Opec’s president warned oil prices could hit $200 a barrel and there would be little the cartel could do to help.
The comments made by Chakib Khelil, Algeria’s energy minister, came as oil prices hit a historic peak close to $120 a barrel, putting further pressure on global economies.
His remarks suggest Algeria wants Opec to continue to resist calls by US and European leaders for the cartel to pump more oil to help ease prices. But Mr Khelil blamed record oil prices on the weak dollar and global political insecurity.
He told El Moudjahid, Algeria’s government newspaper: “I don’t think that an increase in production would help lower prices, because there is a balance between supply and demand and the stocks of gasoline in the United States have recorded a surplus and are at their highest level for five years.”
He added: “The prices are high due to the recession in the United States and the economic crisis, which has touched several countries, a situation that has an effect on the value of the dollar. Each time the dollar falls 1 per cent, the price of the barrel rises by $4 and of course vice versa.”

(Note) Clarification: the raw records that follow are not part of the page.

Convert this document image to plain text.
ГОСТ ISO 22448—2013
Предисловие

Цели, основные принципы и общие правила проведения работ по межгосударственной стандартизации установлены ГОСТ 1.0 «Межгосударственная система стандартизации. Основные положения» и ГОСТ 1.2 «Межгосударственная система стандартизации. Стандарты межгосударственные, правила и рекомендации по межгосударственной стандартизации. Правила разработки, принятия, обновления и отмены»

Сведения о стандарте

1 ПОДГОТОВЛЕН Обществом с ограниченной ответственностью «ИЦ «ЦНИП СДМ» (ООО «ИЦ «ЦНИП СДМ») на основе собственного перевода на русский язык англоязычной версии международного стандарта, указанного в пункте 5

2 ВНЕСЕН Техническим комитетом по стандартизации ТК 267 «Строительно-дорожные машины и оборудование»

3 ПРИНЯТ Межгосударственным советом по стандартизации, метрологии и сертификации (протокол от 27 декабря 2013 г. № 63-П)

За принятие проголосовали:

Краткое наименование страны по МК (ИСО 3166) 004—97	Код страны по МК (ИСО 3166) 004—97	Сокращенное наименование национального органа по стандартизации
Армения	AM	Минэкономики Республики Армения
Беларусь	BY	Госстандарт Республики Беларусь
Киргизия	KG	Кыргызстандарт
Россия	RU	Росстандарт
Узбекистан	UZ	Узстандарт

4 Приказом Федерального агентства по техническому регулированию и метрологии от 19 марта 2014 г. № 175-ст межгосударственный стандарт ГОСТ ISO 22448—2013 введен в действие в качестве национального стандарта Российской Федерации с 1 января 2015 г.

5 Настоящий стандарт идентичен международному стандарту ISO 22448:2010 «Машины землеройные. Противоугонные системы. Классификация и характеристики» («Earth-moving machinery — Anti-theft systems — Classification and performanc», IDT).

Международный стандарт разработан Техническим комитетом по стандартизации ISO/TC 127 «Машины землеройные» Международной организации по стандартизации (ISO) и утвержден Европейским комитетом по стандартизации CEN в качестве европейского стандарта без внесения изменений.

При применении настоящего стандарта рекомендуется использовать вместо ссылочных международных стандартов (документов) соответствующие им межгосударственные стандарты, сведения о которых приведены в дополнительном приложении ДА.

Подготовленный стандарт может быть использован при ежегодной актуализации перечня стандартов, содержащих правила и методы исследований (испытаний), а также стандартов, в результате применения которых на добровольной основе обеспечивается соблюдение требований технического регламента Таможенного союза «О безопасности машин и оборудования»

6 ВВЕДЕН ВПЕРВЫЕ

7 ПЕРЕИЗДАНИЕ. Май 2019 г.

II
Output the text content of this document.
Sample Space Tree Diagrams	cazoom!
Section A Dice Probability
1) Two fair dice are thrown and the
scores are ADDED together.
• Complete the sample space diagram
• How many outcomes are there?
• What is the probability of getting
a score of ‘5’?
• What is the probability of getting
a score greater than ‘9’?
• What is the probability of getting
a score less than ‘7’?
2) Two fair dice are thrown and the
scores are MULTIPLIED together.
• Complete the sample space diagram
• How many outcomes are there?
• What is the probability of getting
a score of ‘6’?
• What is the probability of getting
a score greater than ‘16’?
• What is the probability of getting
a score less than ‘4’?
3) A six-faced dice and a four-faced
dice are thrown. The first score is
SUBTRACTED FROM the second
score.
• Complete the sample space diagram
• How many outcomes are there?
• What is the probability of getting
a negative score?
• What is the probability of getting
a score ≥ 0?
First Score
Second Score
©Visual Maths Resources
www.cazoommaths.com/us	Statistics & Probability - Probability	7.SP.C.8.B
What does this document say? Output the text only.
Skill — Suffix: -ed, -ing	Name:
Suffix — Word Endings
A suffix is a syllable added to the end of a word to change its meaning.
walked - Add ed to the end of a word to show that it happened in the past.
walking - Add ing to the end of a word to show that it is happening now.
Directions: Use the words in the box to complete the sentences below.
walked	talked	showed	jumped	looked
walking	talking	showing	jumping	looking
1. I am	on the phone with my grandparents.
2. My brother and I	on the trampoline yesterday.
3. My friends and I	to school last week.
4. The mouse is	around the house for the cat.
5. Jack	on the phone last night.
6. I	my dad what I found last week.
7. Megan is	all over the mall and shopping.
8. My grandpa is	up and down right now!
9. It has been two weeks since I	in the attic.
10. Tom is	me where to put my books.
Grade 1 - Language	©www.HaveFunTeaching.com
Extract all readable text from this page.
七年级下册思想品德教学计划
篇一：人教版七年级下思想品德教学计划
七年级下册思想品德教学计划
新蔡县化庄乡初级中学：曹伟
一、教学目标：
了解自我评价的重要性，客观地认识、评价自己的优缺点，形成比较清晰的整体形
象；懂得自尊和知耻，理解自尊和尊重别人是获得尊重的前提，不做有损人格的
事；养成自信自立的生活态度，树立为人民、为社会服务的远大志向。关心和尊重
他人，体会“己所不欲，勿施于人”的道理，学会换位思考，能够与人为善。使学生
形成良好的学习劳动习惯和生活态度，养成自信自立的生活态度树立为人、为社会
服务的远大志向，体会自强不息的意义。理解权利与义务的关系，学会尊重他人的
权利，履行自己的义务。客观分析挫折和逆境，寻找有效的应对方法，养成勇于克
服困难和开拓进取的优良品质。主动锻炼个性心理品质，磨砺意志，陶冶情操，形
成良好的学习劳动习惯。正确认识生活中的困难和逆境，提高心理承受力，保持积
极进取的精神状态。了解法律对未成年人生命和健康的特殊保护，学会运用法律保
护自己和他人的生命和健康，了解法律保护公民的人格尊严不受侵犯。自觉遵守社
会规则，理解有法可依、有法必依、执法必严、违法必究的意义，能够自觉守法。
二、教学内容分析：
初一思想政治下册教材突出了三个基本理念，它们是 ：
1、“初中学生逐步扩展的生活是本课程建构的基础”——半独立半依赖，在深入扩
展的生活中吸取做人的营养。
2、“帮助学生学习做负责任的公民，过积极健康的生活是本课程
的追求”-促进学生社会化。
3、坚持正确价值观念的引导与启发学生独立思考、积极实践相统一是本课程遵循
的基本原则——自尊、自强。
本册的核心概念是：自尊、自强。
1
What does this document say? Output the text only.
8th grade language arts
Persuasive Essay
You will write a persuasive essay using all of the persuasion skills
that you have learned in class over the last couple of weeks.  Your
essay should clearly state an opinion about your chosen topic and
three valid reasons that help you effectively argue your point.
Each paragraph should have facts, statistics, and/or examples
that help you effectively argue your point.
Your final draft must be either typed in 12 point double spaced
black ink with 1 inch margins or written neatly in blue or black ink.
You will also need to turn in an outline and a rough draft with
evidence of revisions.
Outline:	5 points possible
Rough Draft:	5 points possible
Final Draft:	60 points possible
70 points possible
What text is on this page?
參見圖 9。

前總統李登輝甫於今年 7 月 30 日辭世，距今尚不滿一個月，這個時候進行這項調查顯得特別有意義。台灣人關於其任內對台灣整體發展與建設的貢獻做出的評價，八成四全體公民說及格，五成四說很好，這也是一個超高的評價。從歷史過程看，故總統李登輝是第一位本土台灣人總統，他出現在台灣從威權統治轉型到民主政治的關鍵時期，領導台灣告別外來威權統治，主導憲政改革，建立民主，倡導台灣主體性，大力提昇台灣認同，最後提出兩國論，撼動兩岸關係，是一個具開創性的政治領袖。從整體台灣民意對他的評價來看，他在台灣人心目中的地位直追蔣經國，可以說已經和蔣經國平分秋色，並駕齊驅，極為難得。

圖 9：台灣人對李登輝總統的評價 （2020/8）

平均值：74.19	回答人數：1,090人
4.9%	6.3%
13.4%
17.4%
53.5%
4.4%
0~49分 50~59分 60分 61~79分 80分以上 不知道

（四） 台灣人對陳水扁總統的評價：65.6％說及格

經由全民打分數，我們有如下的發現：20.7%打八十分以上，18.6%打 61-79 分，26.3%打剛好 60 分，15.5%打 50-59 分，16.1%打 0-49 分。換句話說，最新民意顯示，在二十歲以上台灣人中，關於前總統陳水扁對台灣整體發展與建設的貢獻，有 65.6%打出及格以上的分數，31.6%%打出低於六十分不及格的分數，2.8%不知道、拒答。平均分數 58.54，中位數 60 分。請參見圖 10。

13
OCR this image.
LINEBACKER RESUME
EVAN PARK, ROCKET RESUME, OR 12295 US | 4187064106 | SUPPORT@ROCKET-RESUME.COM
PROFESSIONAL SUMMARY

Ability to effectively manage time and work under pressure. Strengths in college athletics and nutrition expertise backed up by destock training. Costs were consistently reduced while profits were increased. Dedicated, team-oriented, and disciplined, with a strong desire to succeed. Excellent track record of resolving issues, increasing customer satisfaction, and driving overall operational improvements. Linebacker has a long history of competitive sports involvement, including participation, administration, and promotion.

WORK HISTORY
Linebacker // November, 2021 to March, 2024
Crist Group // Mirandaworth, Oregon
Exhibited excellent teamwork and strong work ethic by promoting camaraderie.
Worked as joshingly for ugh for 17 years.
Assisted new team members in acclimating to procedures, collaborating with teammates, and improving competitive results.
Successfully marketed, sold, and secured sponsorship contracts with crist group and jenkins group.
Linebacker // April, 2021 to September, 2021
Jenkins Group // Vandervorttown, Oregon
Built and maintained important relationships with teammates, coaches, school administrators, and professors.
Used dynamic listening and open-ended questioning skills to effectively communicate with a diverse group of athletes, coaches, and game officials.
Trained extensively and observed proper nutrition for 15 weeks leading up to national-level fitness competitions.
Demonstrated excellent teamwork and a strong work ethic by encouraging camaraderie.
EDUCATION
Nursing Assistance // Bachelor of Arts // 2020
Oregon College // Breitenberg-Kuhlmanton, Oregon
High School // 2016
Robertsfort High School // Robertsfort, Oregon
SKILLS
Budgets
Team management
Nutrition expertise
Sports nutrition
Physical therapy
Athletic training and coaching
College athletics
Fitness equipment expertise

Some US senators have pinned the blame for high oil prices directly on Opec and Saudi Arabia, its largest and most powerful member. In a letter to President George W. Bush last week, they said Riyadh had cut its oil production by about 2m barrels a day over the past three years even though oil prices had continued to rise.
Ali Naimi, Saudi Arabia’s oil minister, earlier this month said he did not believe the market needed any more oil, adding the kingdom would pump more if needed. Saudi Arabia, the only Opec country with significant spare capacity, has reduced output slightly in recent weeks as it believes demand will fall, especially in the US, because of the economic downturn and the end of winter demand.
The current impasse risks further worsening relations between the US and Saudi Arabia – one of the world’s most reliable suppliers of crude oil for decades. That relationship has been strained by the west’s growing dependence on Riyadh’s oil and the kingdom’s apparent unwillingness to do much to lower prices.
Opec ministers most recently put oil price expectations in the $90-$120 a barrel range.